Бормоча себе под нос, он принялся сличать цифры глубин, обозначенные на морской, карте, с цифрами, выписанными штурманом.
Федосеич искал на карте цепочку глубин, подобную той, что осталась за кормой “Пятилетки”.
— Нашел, — сказал он негромко и спокойно, как всегда. — Четырнадцать метров, пятнадцать, шестнадцать, семнадцать, снова пятнадцать… Отмечайте на карте, штурман. Отсюда и поведете прокладку. Курс — зюйд-ост18… — Он вопросительно вскинул на меня глаза: — Так, Алексей Петрович? Пойдем вдоль берега, как говорили, — прибрежной полыньей?
Я кивнул.
Подольше надо было сохранять чистую воду впереди, по возможности избегая встреч с тяжелыми льдами.
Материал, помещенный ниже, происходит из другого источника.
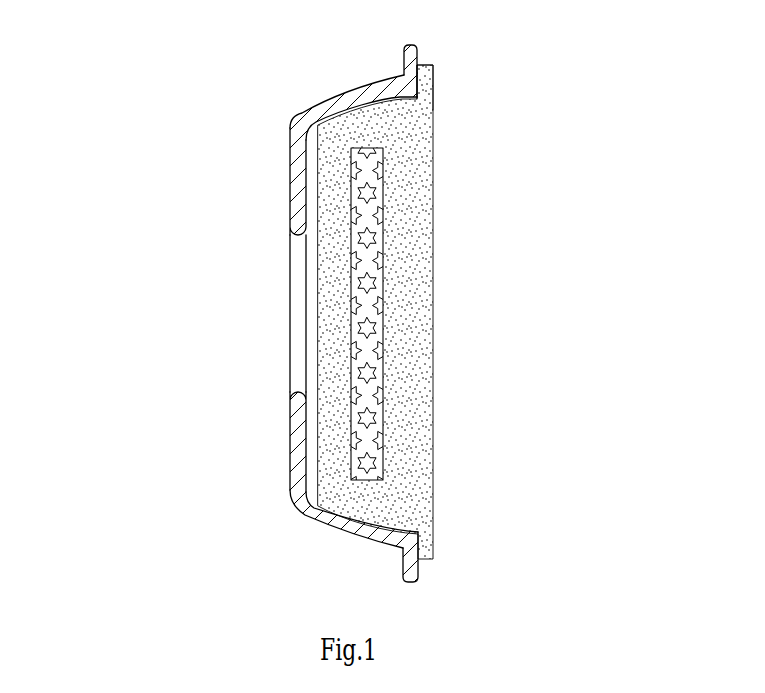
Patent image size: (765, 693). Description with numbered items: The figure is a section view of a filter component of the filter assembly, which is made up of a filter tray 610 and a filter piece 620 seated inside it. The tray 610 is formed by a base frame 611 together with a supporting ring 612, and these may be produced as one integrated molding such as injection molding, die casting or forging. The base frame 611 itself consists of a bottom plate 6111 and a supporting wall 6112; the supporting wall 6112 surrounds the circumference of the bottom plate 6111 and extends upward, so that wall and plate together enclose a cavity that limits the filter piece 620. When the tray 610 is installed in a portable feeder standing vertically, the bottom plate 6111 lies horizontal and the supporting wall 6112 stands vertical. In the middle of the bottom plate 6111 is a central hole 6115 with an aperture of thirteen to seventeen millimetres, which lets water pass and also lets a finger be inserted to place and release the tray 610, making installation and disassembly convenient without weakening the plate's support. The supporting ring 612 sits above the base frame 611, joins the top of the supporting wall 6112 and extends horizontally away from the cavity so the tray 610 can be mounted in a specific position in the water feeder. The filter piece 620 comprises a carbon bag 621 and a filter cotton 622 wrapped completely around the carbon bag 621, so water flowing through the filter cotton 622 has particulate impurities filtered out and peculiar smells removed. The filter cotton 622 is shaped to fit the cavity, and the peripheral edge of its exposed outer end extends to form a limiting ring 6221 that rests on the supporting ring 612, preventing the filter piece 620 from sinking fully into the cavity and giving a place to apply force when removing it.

The filter tray 610 is at (242, 346).
The base frame 611 is at (242, 346).
The bottom plate 6111 is at (290, 175).
The supporting wall 6112 is at (343, 93).
The central hole 6115 is at (292, 319).
The supporting ring 612 is at (404, 50).
The filter piece 620 is at (476, 305).
The carbon bag 621 is at (380, 268).
The filter cotton 622 is at (448, 305).
The limiting ring 6221 is at (433, 73).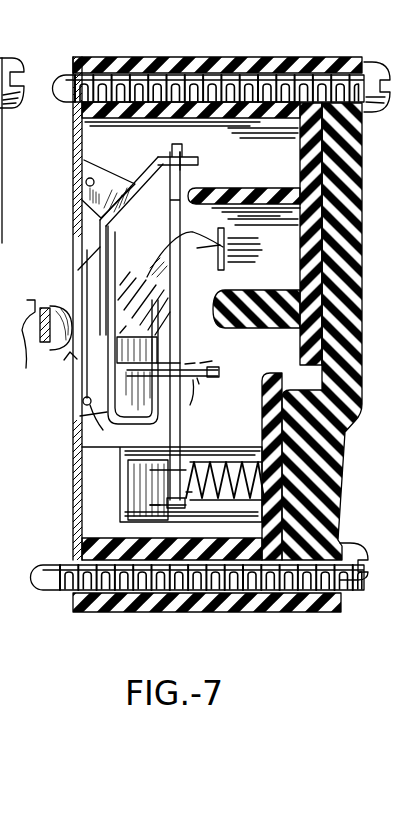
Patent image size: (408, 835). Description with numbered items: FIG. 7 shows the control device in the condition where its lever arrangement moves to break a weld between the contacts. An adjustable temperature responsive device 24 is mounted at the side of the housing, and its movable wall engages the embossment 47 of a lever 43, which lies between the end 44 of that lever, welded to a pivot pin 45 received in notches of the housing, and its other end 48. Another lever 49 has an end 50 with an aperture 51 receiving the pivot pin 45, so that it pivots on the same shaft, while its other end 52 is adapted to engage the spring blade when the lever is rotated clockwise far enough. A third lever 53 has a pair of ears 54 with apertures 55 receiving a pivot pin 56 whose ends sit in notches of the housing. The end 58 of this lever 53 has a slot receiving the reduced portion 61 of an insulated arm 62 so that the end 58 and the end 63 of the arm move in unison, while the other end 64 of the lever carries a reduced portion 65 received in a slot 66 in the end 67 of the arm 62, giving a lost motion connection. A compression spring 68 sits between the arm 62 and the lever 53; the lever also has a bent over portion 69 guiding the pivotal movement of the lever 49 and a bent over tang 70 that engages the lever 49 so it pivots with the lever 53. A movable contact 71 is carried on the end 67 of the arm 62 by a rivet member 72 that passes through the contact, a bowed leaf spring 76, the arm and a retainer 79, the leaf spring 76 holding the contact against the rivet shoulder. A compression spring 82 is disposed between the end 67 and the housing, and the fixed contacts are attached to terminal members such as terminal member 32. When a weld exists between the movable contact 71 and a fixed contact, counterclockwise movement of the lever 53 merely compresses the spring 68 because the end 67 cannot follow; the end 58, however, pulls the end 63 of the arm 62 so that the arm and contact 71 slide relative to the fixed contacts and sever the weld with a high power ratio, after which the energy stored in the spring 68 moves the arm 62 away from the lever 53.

The adjustable temperature responsive device 24 is at (26, 368).
The terminal member 32 is at (135, 452).
The lever 43 is at (68, 356).
The end 44 is at (83, 400).
The pivot pin 45 is at (82, 416).
The embossment 47 is at (57, 306).
The end 48 is at (90, 250).
The lever 49 is at (153, 363).
The end 50 is at (78, 441).
The aperture 51 is at (103, 424).
The end 52 is at (225, 250).
The lever 53 is at (106, 233).
The ears 54 is at (103, 166).
The apertures 55 is at (130, 178).
The pivot pin 56 is at (85, 183).
The end 58 is at (198, 160).
The reduced portion 61 is at (181, 170).
The insulated arm 62 is at (183, 288).
The end 63 is at (206, 192).
The end 64 is at (190, 405).
The reduced portion 65 is at (197, 378).
The slot 66 is at (221, 372).
The end 67 is at (175, 508).
The compression spring 68 is at (181, 320).
The bent over portion 69 is at (132, 348).
The bent over tang 70 is at (132, 268).
The movable contact 71 is at (130, 492).
The rivet member 72 is at (140, 500).
The bowed leaf spring 76 is at (152, 505).
The retainer 79 is at (190, 495).
The compression spring 82 is at (250, 472).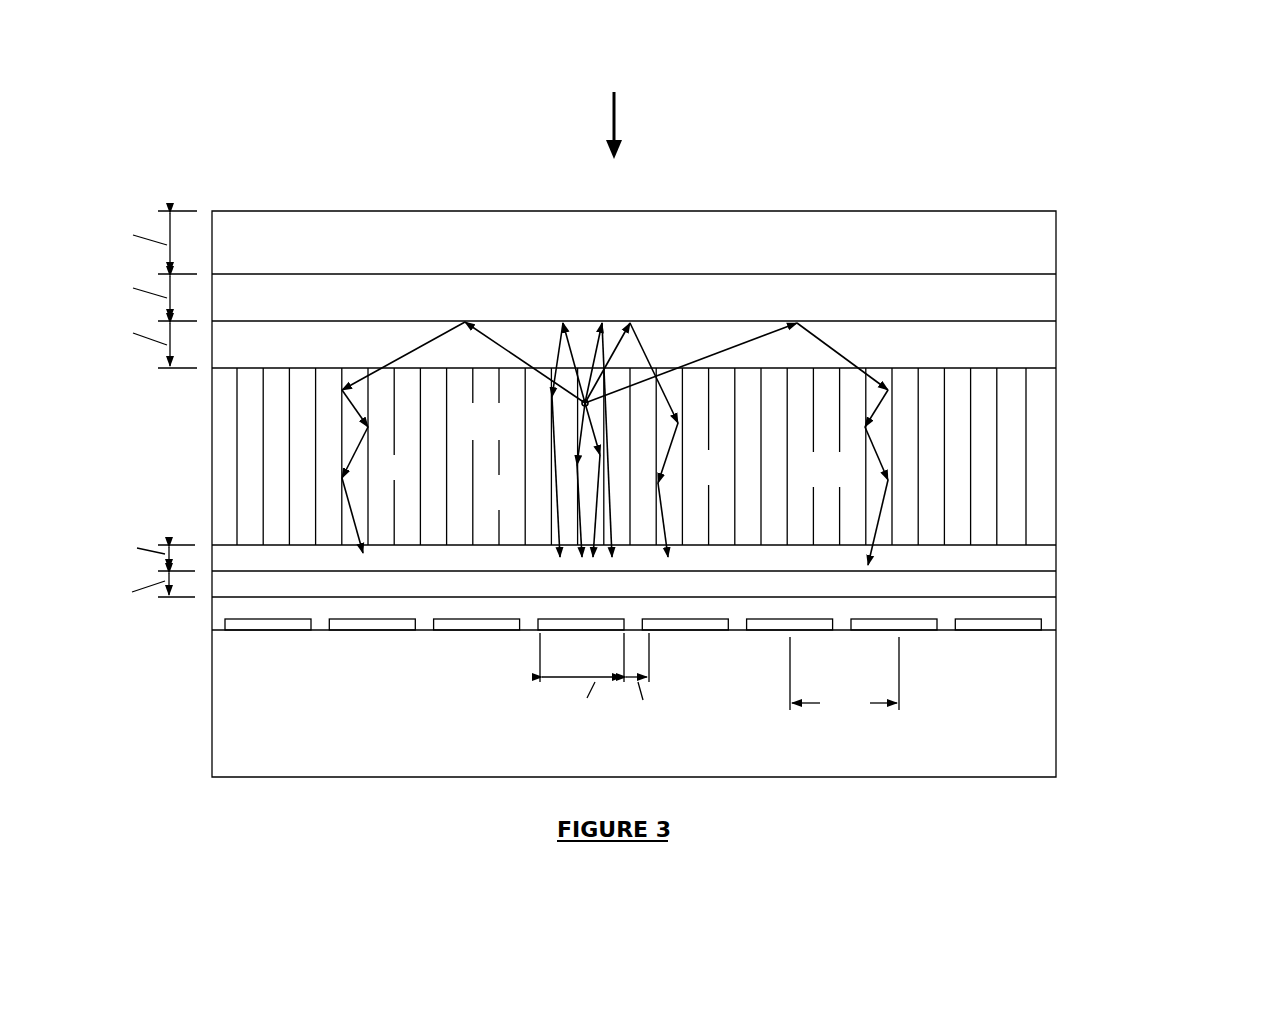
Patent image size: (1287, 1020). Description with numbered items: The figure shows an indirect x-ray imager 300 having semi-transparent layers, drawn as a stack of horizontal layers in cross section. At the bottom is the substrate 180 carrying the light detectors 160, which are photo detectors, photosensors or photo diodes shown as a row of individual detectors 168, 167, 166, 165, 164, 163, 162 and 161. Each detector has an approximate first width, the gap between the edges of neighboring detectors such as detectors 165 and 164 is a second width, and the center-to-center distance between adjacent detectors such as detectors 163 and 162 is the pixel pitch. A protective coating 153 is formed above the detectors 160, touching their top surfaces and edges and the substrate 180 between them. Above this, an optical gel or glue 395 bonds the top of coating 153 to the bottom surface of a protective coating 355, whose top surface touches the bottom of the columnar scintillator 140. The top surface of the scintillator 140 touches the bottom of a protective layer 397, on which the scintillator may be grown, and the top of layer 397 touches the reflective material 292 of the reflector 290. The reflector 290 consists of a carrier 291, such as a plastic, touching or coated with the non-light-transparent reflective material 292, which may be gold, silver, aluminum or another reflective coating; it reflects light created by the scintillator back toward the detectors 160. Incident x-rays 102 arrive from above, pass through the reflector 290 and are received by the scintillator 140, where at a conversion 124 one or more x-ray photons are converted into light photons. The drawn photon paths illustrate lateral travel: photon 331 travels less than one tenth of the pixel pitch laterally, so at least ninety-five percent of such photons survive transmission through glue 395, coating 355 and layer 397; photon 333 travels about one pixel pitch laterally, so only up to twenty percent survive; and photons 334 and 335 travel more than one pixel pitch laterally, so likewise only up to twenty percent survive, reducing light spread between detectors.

The imager 300 is at (1052, 111).
The x-rays 102 is at (614, 125).
The reflector 290 is at (1066, 213).
The carrier 291 is at (1005, 250).
The reflective material 292 is at (958, 297).
The protective layer 397 is at (1003, 340).
The scintillator 140 is at (1033, 455).
The protective coating 355 is at (1025, 563).
The optical gel or glue 395 is at (1058, 588).
The light detectors 160 is at (1060, 617).
The protective coating 153 is at (1015, 617).
The substrate 180 is at (1009, 721).
The conversion 124 is at (582, 404).
The photon 331 is at (555, 482).
The photon 333 is at (668, 458).
The photon 334 is at (352, 520).
The photon 335 is at (877, 458).
The detector 161 is at (998, 627).
The detector 162 is at (920, 625).
The photosensor 163 is at (822, 627).
The detector 164 is at (690, 625).
The detector 165 is at (587, 625).
The detector 166 is at (467, 623).
The detector 167 is at (368, 625).
The detector 168 is at (258, 623).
К высоким широтам я предполагал подняться лишь на меридиане Врангеля.
— Еще хватит возни со льдами, — успокаивал Федосеич нашу нетерпеливую молодежь. — И тряхнет и сожмет во льдах. А сейчас горючее надо экономить. И время. В Арктике кружной путь часто короче прямого…
Прибрежная полынья представляет из себя нечто вроде коридора. С одной стороны — лед берегового припая, с другой — пловучие льды. В этом году “коридор” был очень широк. Почти беспрерывно дувшие ветры южных румбов отжимали льды от берега, отгоняли их далеко на север.
“Пятилетка” круто повернула на юго-восток и двинулась южной окраиной Восточно-Сибирского моря.
К полудню видимость улучшилась.
Однообразная бурая тундра протянулась с правого борта на много сотен километров. Чуть заметно поднимаясь к югу, она сливалась с туманным небом вдали. По временам ее затягивала колышущаяся завеса дождя.